Longtemps confiné dans son isolement géopolitique, le cinéma albanais a fait de brèves apparitions (en Occident) dans quelques salles et festivals spécialisés tels le festival du film pour enfants de Giffoni ou les festivals du Cinéma méditerranéen de Bruxelles, Bastia ou Montpellier, mais n’a véritablement retenu l’attention des médias occidentaux qu’au début des années 2000, à l’occasion de la sortie de deux films phares, Slogans de Gjergj Xhuvani et Tirana, année zéro de Fatmir Koçi.
Les sources d’information en langue française restent peu nombreuses.
Selon Natasha Lako, poète, romancière, chercheuse, directrice des Archives nationales du film à Tirana et épouse du réalisateur Mevlan Shanaj, les véritables débuts du cinéma en Albanie dateraient de 1897, soit deux ans seulement après la première projection publique des frères Lumière à Paris. À ce moment-là, le pays vit encore sous le joug de l’Empire ottoman, une culture coloniale très réticente à la représentation de l’homme. C’est dire que les débuts de la photographie et du cinéma vont se faire dans des conditions difficiles.
Deux frères photographes originaires de Macédoine, les frères Manákis[1] arpentent infatigablement les Balkans et s’installent à Bitola (Manastir) en 1905. S’étant procuré une caméra 300 à Londres, ils filment la vie quotidienne dans la région, et notamment le Congrès de Monastir, un important épisode de l’histoire de l’Albanie qui établit la standardisation de l’alphabet albanais en 1908 et qui se tient justement dans leur ville[2].
De son côté, Kolë Idromeno, peintre, architecte et urbaniste, avait installé dans sa ville natale Shkodër dès 1883 un laboratoire de photographie, Driteshkronja Idromeno et entretenait une correspondance avec les frères Lumière. Il est le premier à organiser des projections publiques dans le centre culturel Gjuha Shqipe.
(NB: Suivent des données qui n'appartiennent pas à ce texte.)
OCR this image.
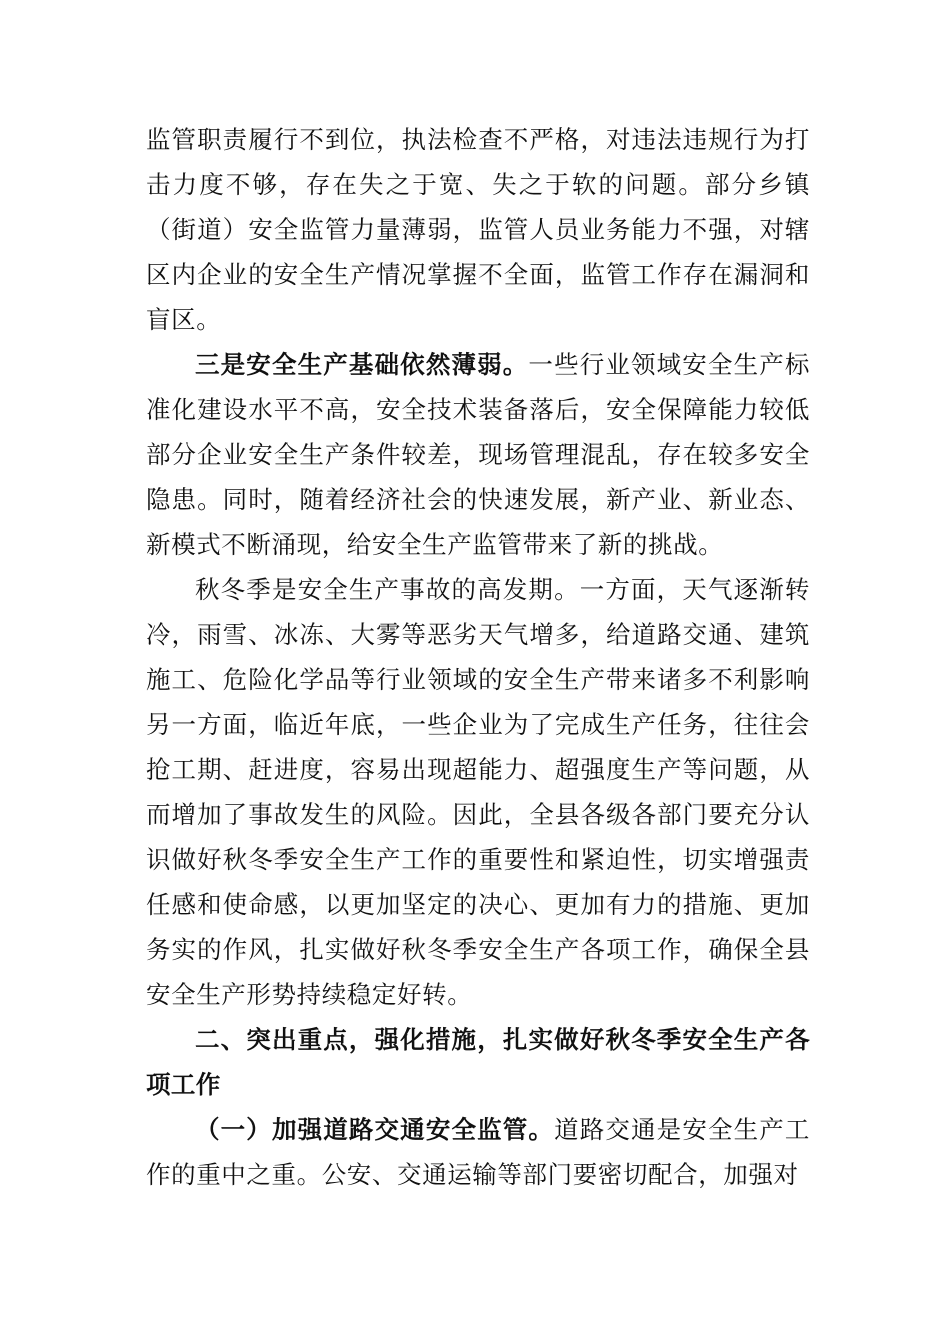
监管职责履行不到位，执法检查不严格，对违法违规行为打击力度不够，存在失之于宽、失之于软的问题。部分乡镇（街道）安全监管力量薄弱，监管人员业务能力不强，对辖区内企业的安全生产情况掌握不全面，监管工作存在漏洞和盲区。

三是安全生产基础依然薄弱。一些行业领域安全生产标准化建设水平不高，安全技术装备落后，安全保障能力较低部分企业安全生产条件较差，现场管理混乱，存在较多安全隐患。同时，随着经济社会的快速发展，新产业、新业态、新模式不断涌现，给安全生产监管带来了新的挑战。

秋冬季是安全生产事故的高发期。一方面，天气逐渐转冷，雨雪、冰冻、大雾等恶劣天气增多，给道路交通、建筑施工、危险化学品等行业领域的安全生产带来诸多不利影响另一方面，临近年底，一些企业为了完成生产任务，往往会抢工期、赶进度，容易出现超能力、超强度生产等问题，从而增加了事故发生的风险。因此，全县各级各部门要充分认识做好秋冬季安全生产工作的重要性和紧迫性，切实增强责任感和使命感，以更加坚定的决心、更加有力的措施、更加务实的作风，扎实做好秋冬季安全生产各项工作，确保全县安全生产形势持续稳定好转。

二、突出重点，强化措施，扎实做好秋冬季安全生产各项工作

（一）加强道路交通安全监管。道路交通是安全生产工作的重中之重。公安、交通运输等部门要密切配合，加强对
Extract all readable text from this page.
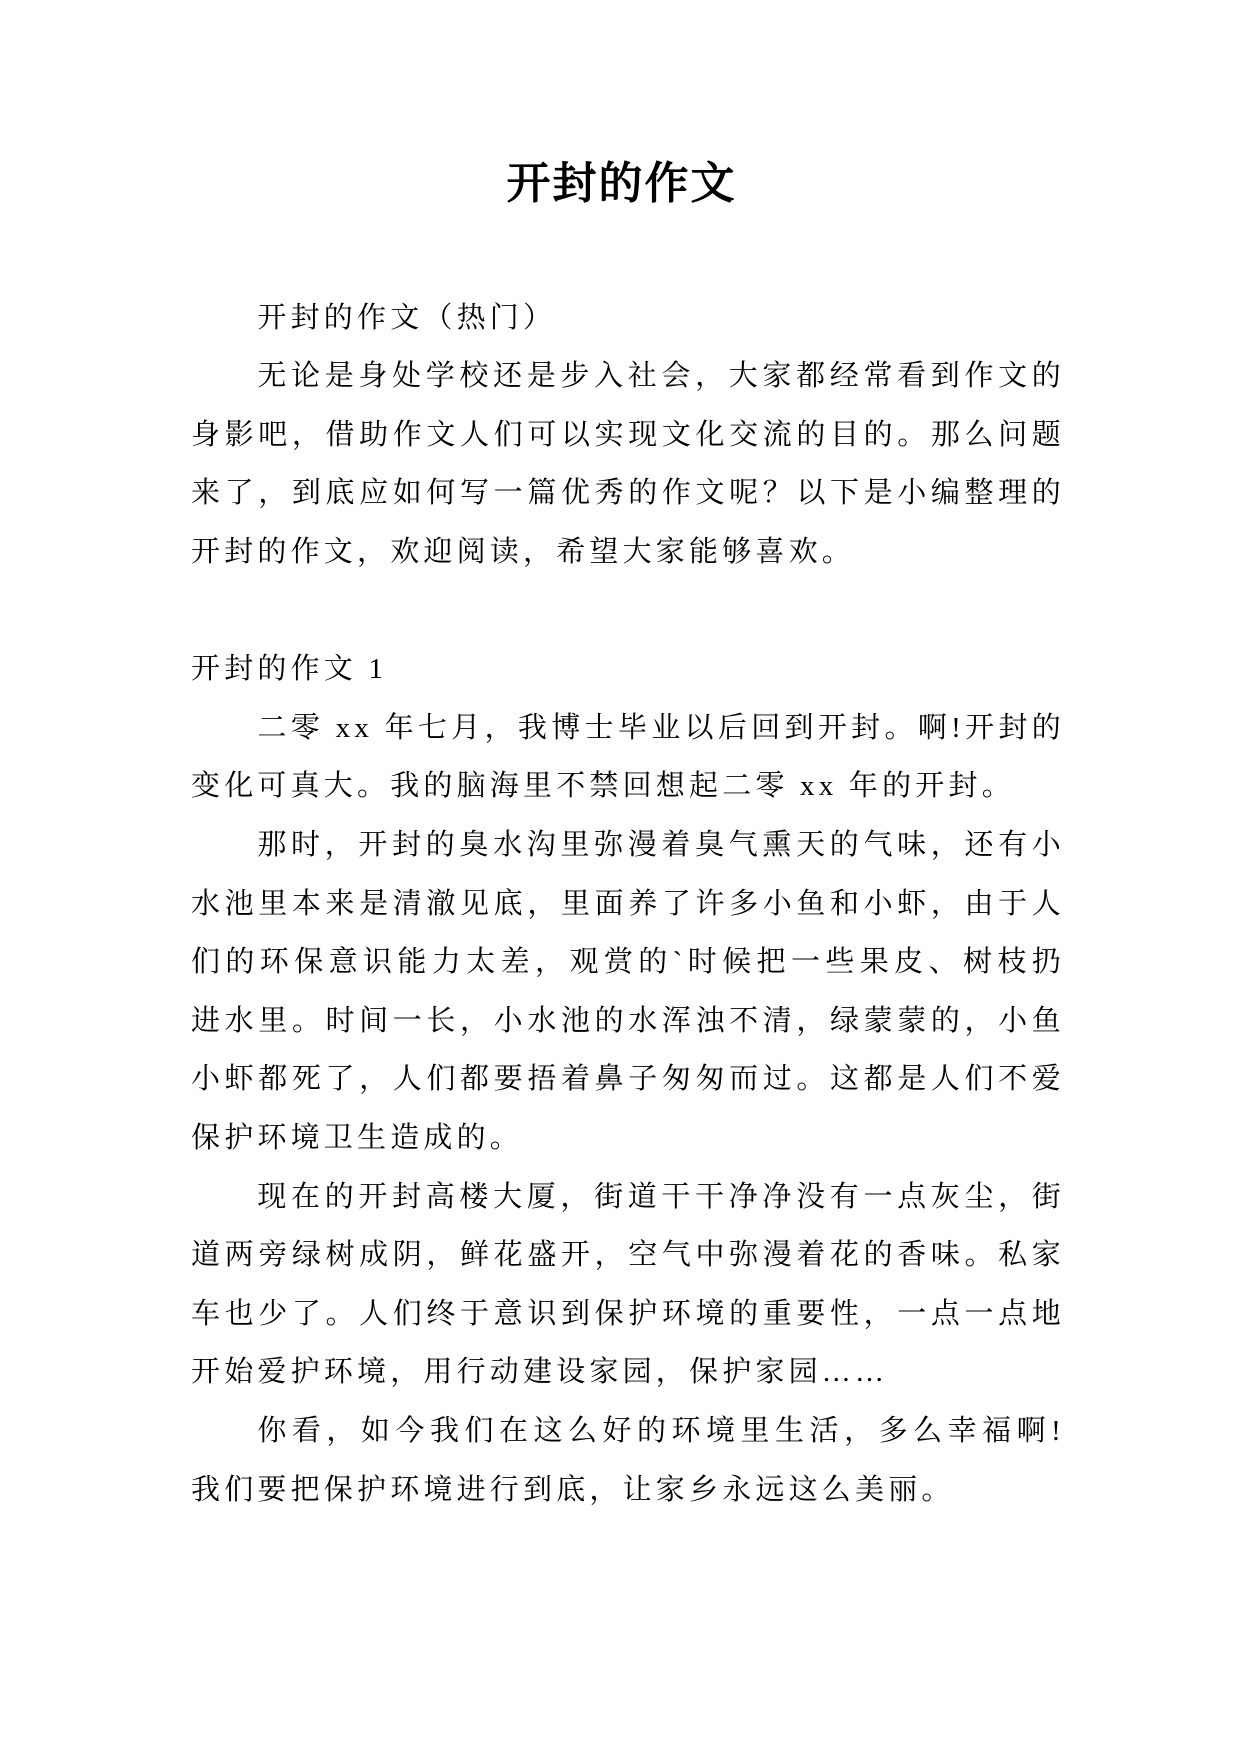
开封的作文
开封的作文（热门）
无论是身处学校还是步入社会，大家都经常看到作文的
身影吧，借助作文人们可以实现文化交流的目的。那么问题
来了，到底应如何写一篇优秀的作文呢？以下是小编整理的
开封的作文，欢迎阅读，希望大家能够喜欢。
开封的作文 1
二零 xx 年七月，我博士毕业以后回到开封。啊!开封的
变化可真大。我的脑海里不禁回想起二零 xx 年的开封。
那时，开封的臭水沟里弥漫着臭气熏天的气味，还有小
水池里本来是清澈见底，里面养了许多小鱼和小虾，由于人
们的环保意识能力太差，观赏的`时候把一些果皮、树枝扔
进水里。时间一长，小水池的水浑浊不清，绿蒙蒙的，小鱼
小虾都死了，人们都要捂着鼻子匆匆而过。这都是人们不爱
保护环境卫生造成的。
现在的开封高楼大厦，街道干干净净没有一点灰尘，街
道两旁绿树成阴，鲜花盛开，空气中弥漫着花的香味。私家
车也少了。人们终于意识到保护环境的重要性，一点一点地
开始爱护环境，用行动建设家园，保护家园……
你看，如今我们在这么好的环境里生活，多么幸福啊!
我们要把保护环境进行到底，让家乡永远这么美丽。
En 1912 il signe aussi un contrat avec le représentant d’une société autrichienne, Josef Stauber, qui permettra aux Albanais de s’ouvrir aux cinémas étrangers.
En parallèle, d’autres séances ont lieu en 1911 dans le café Stema de Koritza (Korçë).
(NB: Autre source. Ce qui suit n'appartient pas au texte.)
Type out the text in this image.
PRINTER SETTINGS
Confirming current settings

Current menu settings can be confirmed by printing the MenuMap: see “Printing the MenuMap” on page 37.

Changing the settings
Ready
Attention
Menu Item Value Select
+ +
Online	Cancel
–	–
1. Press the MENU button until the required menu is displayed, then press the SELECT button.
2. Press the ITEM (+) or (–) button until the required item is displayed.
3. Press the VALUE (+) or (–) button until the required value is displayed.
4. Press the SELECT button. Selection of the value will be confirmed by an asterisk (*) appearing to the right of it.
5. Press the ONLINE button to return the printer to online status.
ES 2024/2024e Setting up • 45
Dans ces quelques villes, puis d’autres, les Albanais découvrent donc le cinéma à peu près au moment où leur pays accède à l’indépendance (1912), même si une partie du territoire reste occupée.
Pendant les trente ans qui suivent la déclaration d’indépendance, aussi bien les sociétés de production européennes et américaines que les amateurs tournent principalement des actualités et des films documentaires[3].
Entre les deux guerres c’est donc l’influence étrangère qui domine, en particulier les cinéma américain, français et italien. Les Albanais apprécient Greta Garbo dans Mata-Hari, Ingrid Bergman dans Hantise, Laurence Olivier dans le Rebecca de Alfred Hitchcock, également Charlie Chaplin, Maurice Chevalier ou Fred Astaire.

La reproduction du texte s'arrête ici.